The yoga memoir (see also Stretch, Finding My Balance, Yoga School Dropout) feels much like any narrative of religious conversion, except that the yoga narrator freely mocks some aspects of the practice while adopting others. (It’s hard to imagine C. S. Lewis writing about his conversion to Christianity and making fun of the goofy priests and wacky incense.) Which is maybe the appeal of yoga: unlike traditional religions, yoga encourages a salad-bar approach, letting practitioners choose the parts they like (toned arms, instructors’ tendency to end classes by giving students mini head massages) and ignore the others (breathe through your perineum!).

There is much that is silly about yoga, and the effective yoga memoir first reassures the reader that the writer is not one of those spacey-eyed, splayed-hip nuts who is constantly tucking a foot behind her ear and says “namaste” instead of hello. Dederer immediately establishes herself as a relatable, down-to-earth narrator, a person who might kick up to headstand at a party, but only after a few drinks.

If you’ve ever done a downward dog on a sticky mat, you will laugh at her descriptions: the teacher who “looked as though she had been a step-aerobics instructor until five minutes ago” yet insists she’s called Atosa. (“Like hell you are, sister,” Dederer writes.) Or the instructor who liked to tell “humble little fables about monkeys and lions and tigers” in class, as though Dederer and her fellow Seattleites “all shared subcontinental Asian animals as our cultural touchstones.” Or the way that, despite the admonitions that yoga is a noncompetitive practice between you and your perineum, it’s impossible not to surreptitiously check out everyone else’s peaceful-warrior position.

Dederer names each chapter after a different pose, then explains what that pose means to her. Cobbler’s pose brings on an unexpected sobbing fit, and a memory of her daughter’s difficult birth. Camel pose creates “a fluttery, scary feeling” in her breastbone, which her teacher diagnoses not as a pulled muscle but fear. The chapters titled “Child’s Pose” tell the story of Dederer’s unconventional childhood: her mother left her father for a much younger man, but her parents remained married, sharing custody of her and her brother. Dederer says that yoga actually helped connect her own anxieties about motherhood to her ambivalence about her laissez-faire upbringing.
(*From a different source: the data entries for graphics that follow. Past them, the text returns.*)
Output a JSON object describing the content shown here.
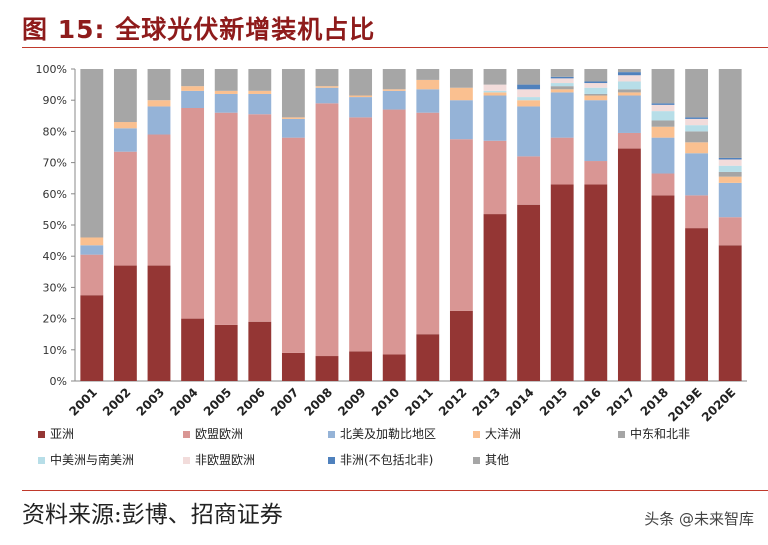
{
  "title": "图 15:  全球光伏新增装机占比",
  "source": "资料来源:彭博、招商证券",
  "watermark": "头条 @未来智库",
  "chart_data": {
    "type": "bar",
    "stacked": true,
    "categories": [
      "2001",
      "2002",
      "2003",
      "2004",
      "2005",
      "2006",
      "2007",
      "2008",
      "2009",
      "2010",
      "2011",
      "2012",
      "2013",
      "2014",
      "2015",
      "2016",
      "2017",
      "2018",
      "2019E",
      "2020E"
    ],
    "ylim": [
      0,
      100
    ],
    "yticks": [
      "0%",
      "10%",
      "20%",
      "30%",
      "40%",
      "50%",
      "60%",
      "70%",
      "80%",
      "90%",
      "100%"
    ],
    "grid": false,
    "legend_position": "bottom",
    "series": [
      {
        "name": "亚洲",
        "color": "#943634",
        "values": [
          27.5,
          37,
          37,
          20,
          18,
          19,
          9,
          8,
          9.5,
          8.5,
          15,
          22.5,
          53.5,
          56.5,
          63,
          63,
          74.5,
          59.5,
          49,
          43.5
        ]
      },
      {
        "name": "欧盟欧洲",
        "color": "#d99694",
        "values": [
          13,
          36.5,
          42,
          67.5,
          68,
          66.5,
          69,
          81,
          75,
          78.5,
          71,
          55,
          23.5,
          15.5,
          15,
          7.5,
          5,
          7,
          10.5,
          9
        ]
      },
      {
        "name": "北美及加勒比地区",
        "color": "#95b3d7",
        "values": [
          3,
          7.5,
          9,
          5.5,
          6,
          6.5,
          6,
          5,
          6.5,
          6,
          7.5,
          12.5,
          14.5,
          16,
          14.5,
          19.5,
          12,
          11.5,
          13.5,
          11
        ]
      },
      {
        "name": "大洋洲",
        "color": "#fac090",
        "values": [
          2.5,
          2,
          2,
          1.5,
          1,
          1,
          0.5,
          0.5,
          0.5,
          0.5,
          3,
          4,
          1,
          2,
          1,
          1.5,
          1,
          3.5,
          3.5,
          2
        ]
      },
      {
        "name": "中东和北非",
        "color": "#a5a5a5",
        "values": [
          0,
          0,
          0,
          0,
          0,
          0,
          0,
          0,
          0,
          0,
          0,
          0,
          0,
          0,
          1,
          0.5,
          1,
          2,
          3.5,
          1.5
        ]
      },
      {
        "name": "中美洲与南美洲",
        "color": "#b7dee8",
        "values": [
          0,
          0,
          0,
          0,
          0,
          0,
          0,
          0,
          0,
          0,
          0,
          0,
          0.5,
          1,
          1,
          2,
          2.5,
          3,
          2,
          2
        ]
      },
      {
        "name": "非欧盟欧洲",
        "color": "#f2dcdb",
        "values": [
          0,
          0,
          0,
          0,
          0,
          0,
          0,
          0,
          0,
          0,
          0,
          0,
          2,
          2.5,
          1.5,
          1.5,
          2,
          2,
          2,
          2
        ]
      },
      {
        "name": "非洲(不包括北非)",
        "color": "#4f81bd",
        "values": [
          0,
          0,
          0,
          0,
          0,
          0,
          0,
          0,
          0,
          0,
          0,
          0,
          0,
          1.5,
          0.5,
          0.5,
          1,
          0.5,
          0.5,
          0.5
        ]
      },
      {
        "name": "其他",
        "color": "#a6a6a6",
        "values": [
          54,
          17,
          10,
          5.5,
          7,
          7,
          15.5,
          5.5,
          8.5,
          6.5,
          3.5,
          6,
          5,
          5,
          2.5,
          4,
          1,
          11,
          15.5,
          28.5
        ]
      }
    ]
  }
}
The link between infidelity, childbirth, and triangle pose is tenuous, but successful memoirs have been framed around less (Eat, Pray, Love, anyone?). The book’s weakness is the same one that plagues most yoga memoirs: the assumption that yoga is a kooky, cult-like practice, so what is such a nice girl doing in an overheated room of sweaty, chanting human pretzels? In truth, these memoirs are written by exactly the sort of person the modern American version of yoga is made for: secular, liberal, middle-class knowledge workers who want a workout but are also looking for something a little, you know, spiritual. A yoga memoir by a conservative Republican Catholic NRA member? Now that would be a real stretch.